Saturday September 15th, 2018 at 7:57 PM.
I did nothing today.
My typical Saturday.
I am currently eating some bomb bacon my mom made.
That’s about all I have to offer.
Friday September 14th, 2018 at 7:36 PM.
I am at home.
I had one class today.
Then, I went to get breakfast. The line was so long. It wrapped around the booths. So annoying. There is only one cash register, it takes forever.
I got breakfast and went back to my dorm to eat it.
I did my tax quiz and homework. I also started and almost finished my accounting homework, and it isn’t even due until Wednesday.
Then, I went home.
I did get a sub before we left, because I didn’t know what there would be to eat at home.
I have just been watching Hawaii Five-0. It’s all I’ve done since I have been home.
I also ordered a pair of slacks, again. I ordered the first pair, but got them delivered to my house; instead of, my dorm. So I had to order them again, because they won’t be delivered by the time I go back to school.
It is now 7:42 PM.
Thursday September 13th, 2018 at 7:28 PM.
I had a busy day.
I had my three classes, then a speaker point meeting, a business club meeting, and a group meeting.
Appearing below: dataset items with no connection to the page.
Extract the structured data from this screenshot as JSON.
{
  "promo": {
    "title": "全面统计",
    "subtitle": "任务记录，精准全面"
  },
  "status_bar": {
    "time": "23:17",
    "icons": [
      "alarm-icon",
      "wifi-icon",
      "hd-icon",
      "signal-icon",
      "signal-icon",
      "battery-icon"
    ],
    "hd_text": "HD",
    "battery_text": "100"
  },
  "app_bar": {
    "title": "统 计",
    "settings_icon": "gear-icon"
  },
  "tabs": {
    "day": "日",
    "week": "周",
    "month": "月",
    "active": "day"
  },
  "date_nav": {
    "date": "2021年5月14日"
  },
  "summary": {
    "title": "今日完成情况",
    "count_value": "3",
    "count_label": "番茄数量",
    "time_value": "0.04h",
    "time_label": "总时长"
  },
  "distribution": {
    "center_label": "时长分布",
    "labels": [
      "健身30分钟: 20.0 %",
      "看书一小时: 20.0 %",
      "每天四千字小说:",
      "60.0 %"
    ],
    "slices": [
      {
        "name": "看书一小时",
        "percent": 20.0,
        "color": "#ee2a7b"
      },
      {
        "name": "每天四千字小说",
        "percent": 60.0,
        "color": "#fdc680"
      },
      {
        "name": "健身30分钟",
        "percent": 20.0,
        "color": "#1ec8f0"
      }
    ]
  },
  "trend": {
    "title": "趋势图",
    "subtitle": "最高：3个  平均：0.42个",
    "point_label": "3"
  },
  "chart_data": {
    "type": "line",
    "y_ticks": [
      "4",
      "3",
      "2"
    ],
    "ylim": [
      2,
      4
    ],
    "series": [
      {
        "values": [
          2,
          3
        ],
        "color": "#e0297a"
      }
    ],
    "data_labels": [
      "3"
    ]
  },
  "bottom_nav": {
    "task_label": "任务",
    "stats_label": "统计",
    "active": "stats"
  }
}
I knew I would have the business club and speaker point meetings, but the group meeting was kind of a last-minute thing.
We were finally put in our groups for organizational behavior. And by put I mean we put ourselves into groups. We also had a quiz which is truly a hit or miss for me. I am hoping it was a hit.
I am not going to lie, I am pretty happy about our group. The whole point of the groups is to create our own businesses and be the most successful. I think we have a pretty good idea and pretty good group.
Our idea is a travel agency for college kids. We are calling ourselves Book It. I came up with it. It’ll probably be the only thing I can contribute to the group. I think it is a pretty good idea, seeing as 4 of the other 5 groups are doing restaurant/entertainment ideas.
I think being in the group and knowing who my group members are is going considerable lessen my anxiousness about going to the class. I hope anyway.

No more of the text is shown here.